The U.S. Trustee and a Houston bankruptcy court have blocked a crypto operator from erasing investor obligations after finding he ran a Ponzi scheme through Privvy Investments LLC. On Wednesday the court denied Nathan Fuller’s request to discharge more than $12.5 million in debts after concluding he concealed assets, falsified records and admitted the firm operated as a Ponzi scheme.
Investigators say Fuller diverted investor cash to luxury purchases, gambling trips and a nearly $1 million home for his ex‑wife. He later filed for bankruptcy in October 2024 while facing lawsuits and a receiver’s asset seizure. After admitting wrongdoing and failing to contest the case, Fuller suffered a default judgment that leaves him personally liable and allows creditors to continue collections.
Regulators and legal experts say the ruling underscores that bankruptcy is not a safe harbor for crypto fraud. “Fraudsters seeking to whitewash their schemes will not find sanctuary in bankruptcy,” said U.S. Trustee Kevin Epstein. Navodaya Singh Rajpurohit of Coinque Consulting noted courts commonly deny discharges for concealment or false oaths and now are applying those powers to digital‑asset cases.
Bankruptcy trustees have broad tools to recover assets, Rajpurohit added: expansive discovery, subpoenas to exchanges, banks and cloud providers, and blockchain forensics that can trace transfers even through mixers.
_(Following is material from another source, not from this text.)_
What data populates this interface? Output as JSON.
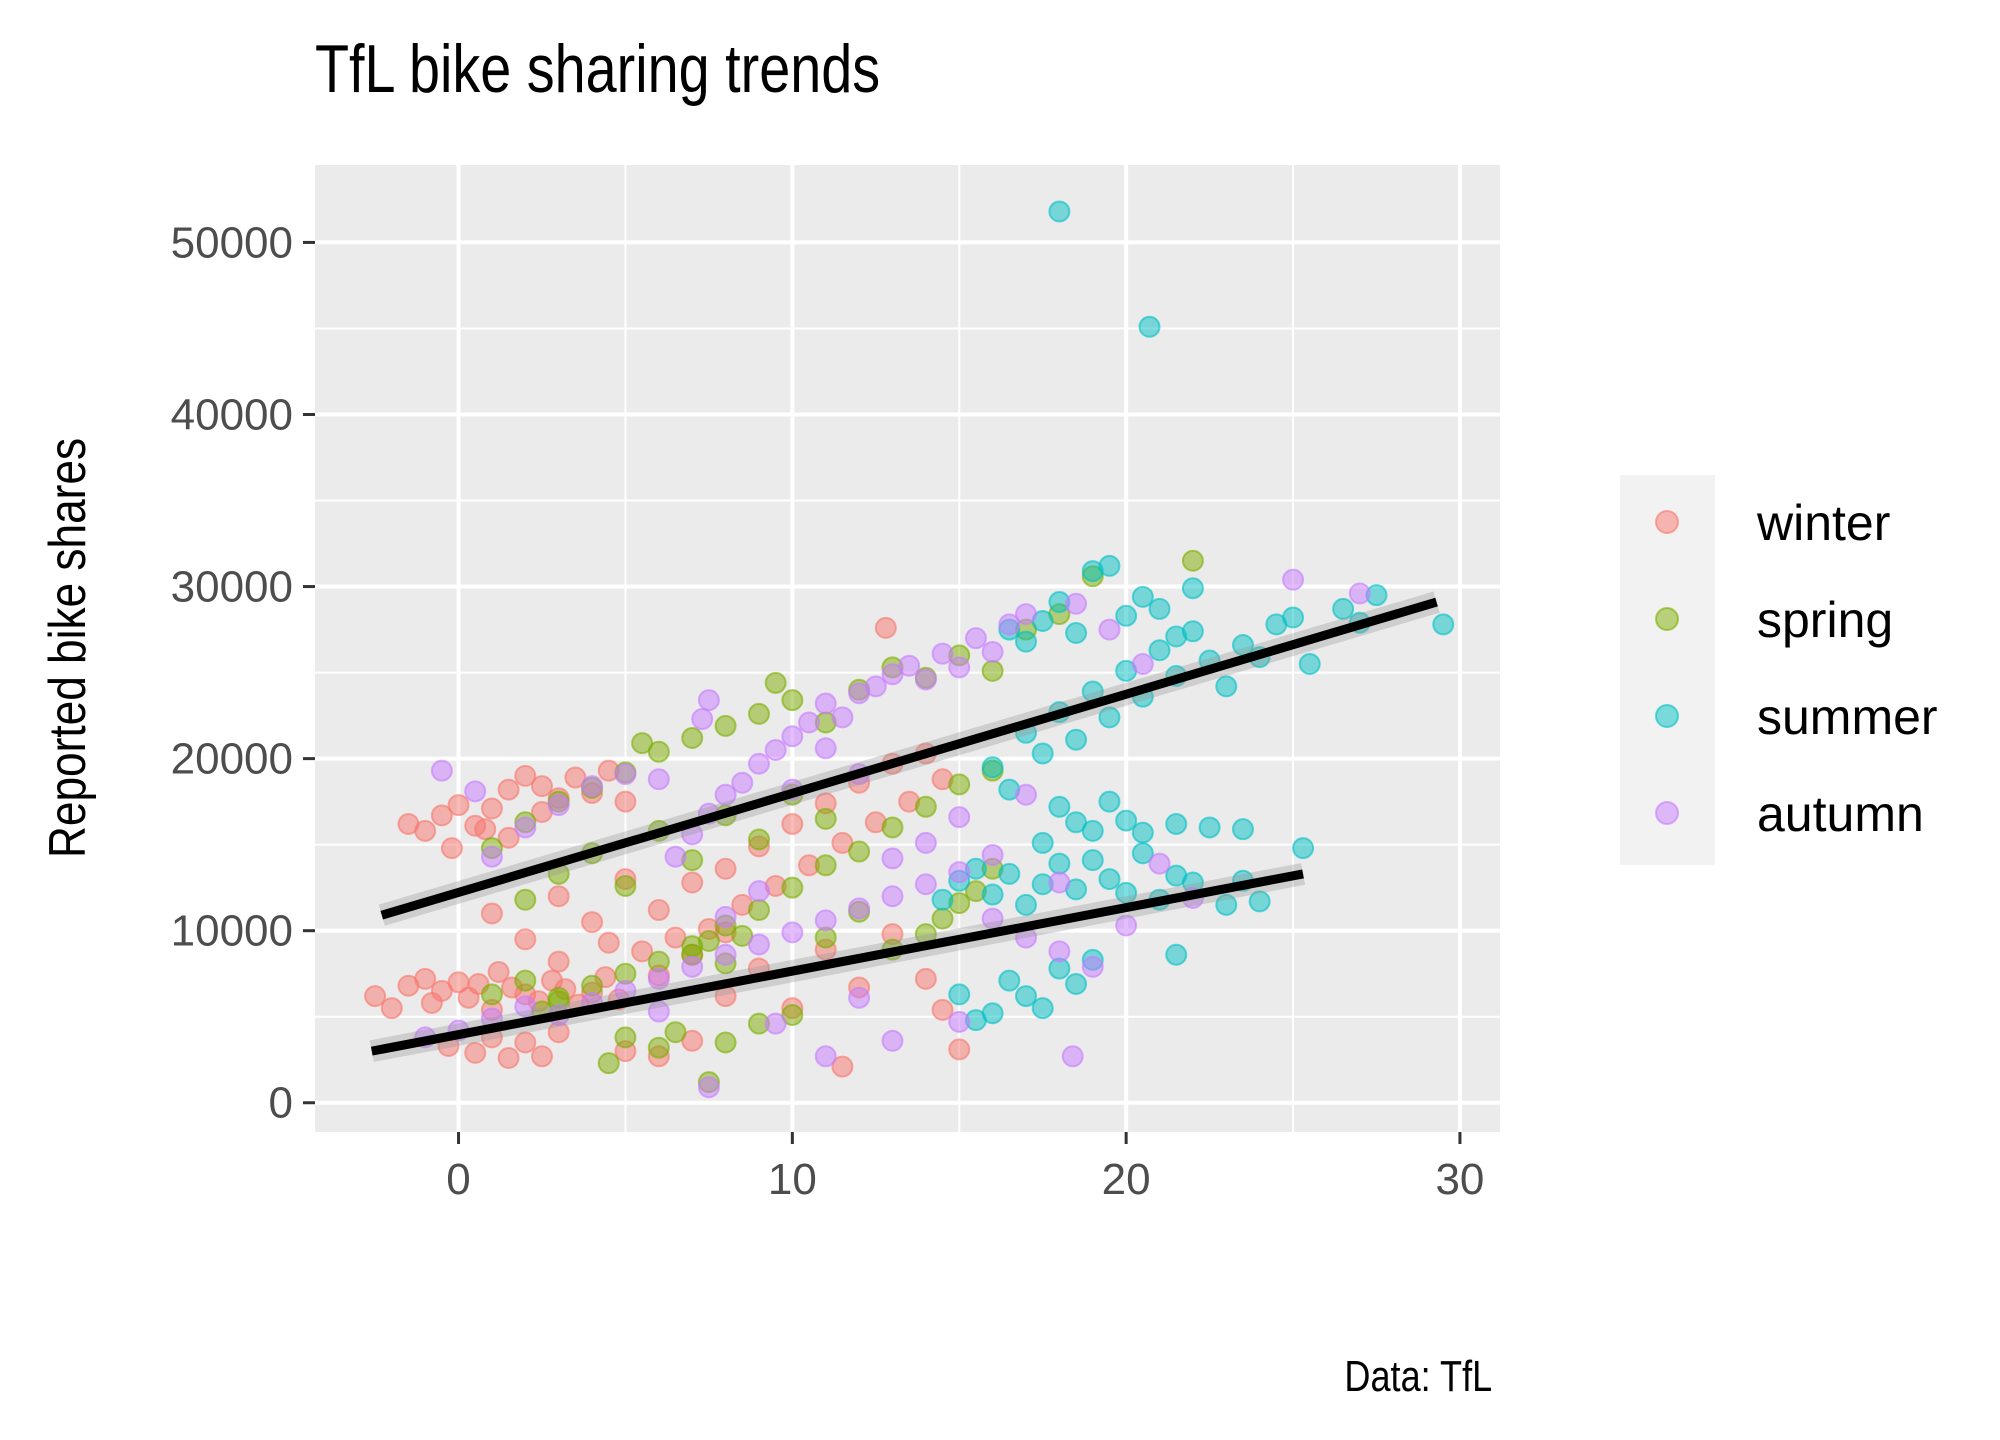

U.S. courts can pursue cross‑border remedies including Chapter 15 recognition and letters rogatory, and may use civil‑contempt sanctions to compel turnover.
Still, recovery prospects remain limited. Alex Chandra of IGNOS Law Alliance warned that funds spent on luxury items or moved overseas make full restitution unlikely, and that traceability does not guarantee recoverability. For investors, the case is a reminder to vet custodians and watch for red flags around promised returns.